US mulls strike against its citizen in Pakistan
For the first time since the US imposed restrictions on drone strikes, the Obama administration is debating whether to give the go ahead to a lethal strike against an American terror suspect hiding in Pakistan, a media report said.
New York: For the first time since the US imposed restrictions on drone strikes, the Obama administration is debating whether to give the go ahead to a lethal strike against an American terror suspect hiding in Pakistan, a media report said.
Discussions about whether to strike the American in Pakistan have been going on since the middle of last year.
The identity of the American citizen as well as other details about what he is accused of doing and the evidence against him of plotting attacks against Americans are not clear.
The report in the New York Times said it is also not clear how much "reluctance by the administration to approve a strike is based on whether he meets the standard - a continuing, imminent threat against Americans - and how much other factors, like the complications raised by the military preference, are playing a role."
This is the first time American officials are actively discussing killing an American citizen overseas since Obama imposed new restrictions on drone operations last May.
Previously, the Obama administration had carried out a targeted killing operation against an American citizen in September 2011, when a CIA drone strike had killed radical preacher Anwar al-Awlaki in Yemen.
The White House acknowledged last year that four American citizens had been killed in drone strikes during Obama`s tenure. Of these, only Awlaki had been intentionally targeted.
Offering a glimpse of the debate, Representative Mike Rogers of Michigan, chairman of the Intelligence Committee, spoke angrily about the drone restrictions imposed by President Barack Obama.
"Individuals who would have been previously removed from the battlefield by US counter-terrorism operations for attacking or plotting to attack against US interests remain free because of self-imposed red tape," Rogers, a Republican, said during a congressional hearing.

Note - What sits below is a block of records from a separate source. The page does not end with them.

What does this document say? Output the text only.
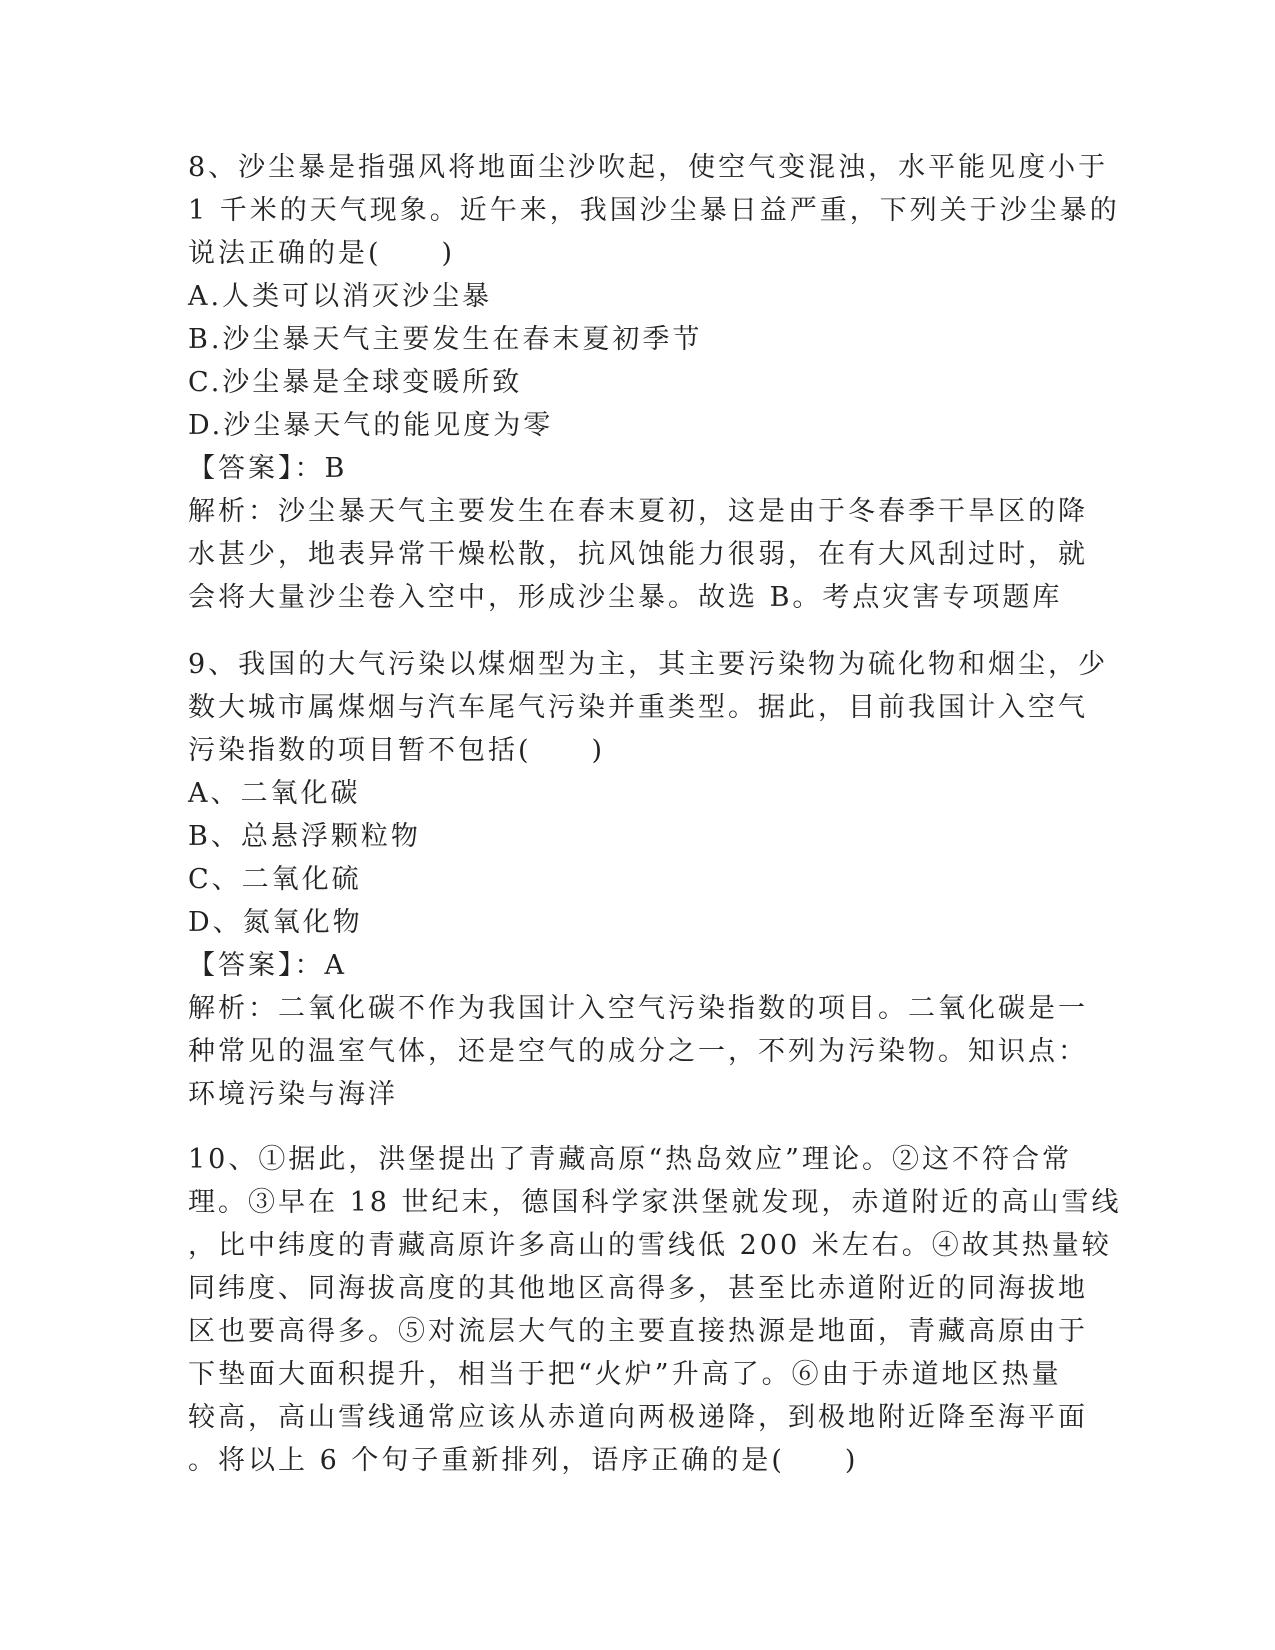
8、沙尘暴是指强风将地面尘沙吹起，使空气变混浊，水平能见度小于

1 千米的天气现象。近午来，我国沙尘暴日益严重，下列关于沙尘暴的

说法正确的是(　　)

A.人类可以消灭沙尘暴

B.沙尘暴天气主要发生在春末夏初季节

C.沙尘暴是全球变暖所致

D.沙尘暴天气的能见度为零

【答案】：B

解析：沙尘暴天气主要发生在春末夏初，这是由于冬春季干旱区的降

水甚少，地表异常干燥松散，抗风蚀能力很弱，在有大风刮过时，就

会将大量沙尘卷入空中，形成沙尘暴。故选 B。考点灾害专项题库

9、我国的大气污染以煤烟型为主，其主要污染物为硫化物和烟尘，少

数大城市属煤烟与汽车尾气污染并重类型。据此，目前我国计入空气

污染指数的项目暂不包括(　　)

A、二氧化碳

B、总悬浮颗粒物

C、二氧化硫

D、氮氧化物

【答案】：A

解析：二氧化碳不作为我国计入空气污染指数的项目。二氧化碳是一

种常见的温室气体，还是空气的成分之一，不列为污染物。知识点：

环境污染与海洋

10、①据此，洪堡提出了青藏高原“热岛效应”理论。②这不符合常

理。③早在 18 世纪末，德国科学家洪堡就发现，赤道附近的高山雪线

，比中纬度的青藏高原许多高山的雪线低 200 米左右。④故其热量较

同纬度、同海拔高度的其他地区高得多，甚至比赤道附近的同海拔地

区也要高得多。⑤对流层大气的主要直接热源是地面，青藏高原由于

下垫面大面积提升，相当于把“火炉”升高了。⑥由于赤道地区热量

较高，高山雪线通常应该从赤道向两极递降，到极地附近降至海平面

。将以上 6 个句子重新排列，语序正确的是(　　)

He said the new rules are "endangering the lives of Americans at home and our military overseas in a way that is frustrating to our allies and frustrating to those of us who engage in the oversight of our classified activities."
The administration`s ambivalence on this case has infuriated Rogers.
"The chairman is fired up about this," a congressional aide said.
The aide also confirmed that the Defence Department was initially reluctant to place the American individual on the targeting list, questioning whether he met the new standards that Obama laid out last May.
Eventually the Pentagon came around and the CIA supported a lethal strike from the beginning. Obama has said last May that he intended to gradually shift drone operations from the CIA to the Pentagon, partly to make them more transparent.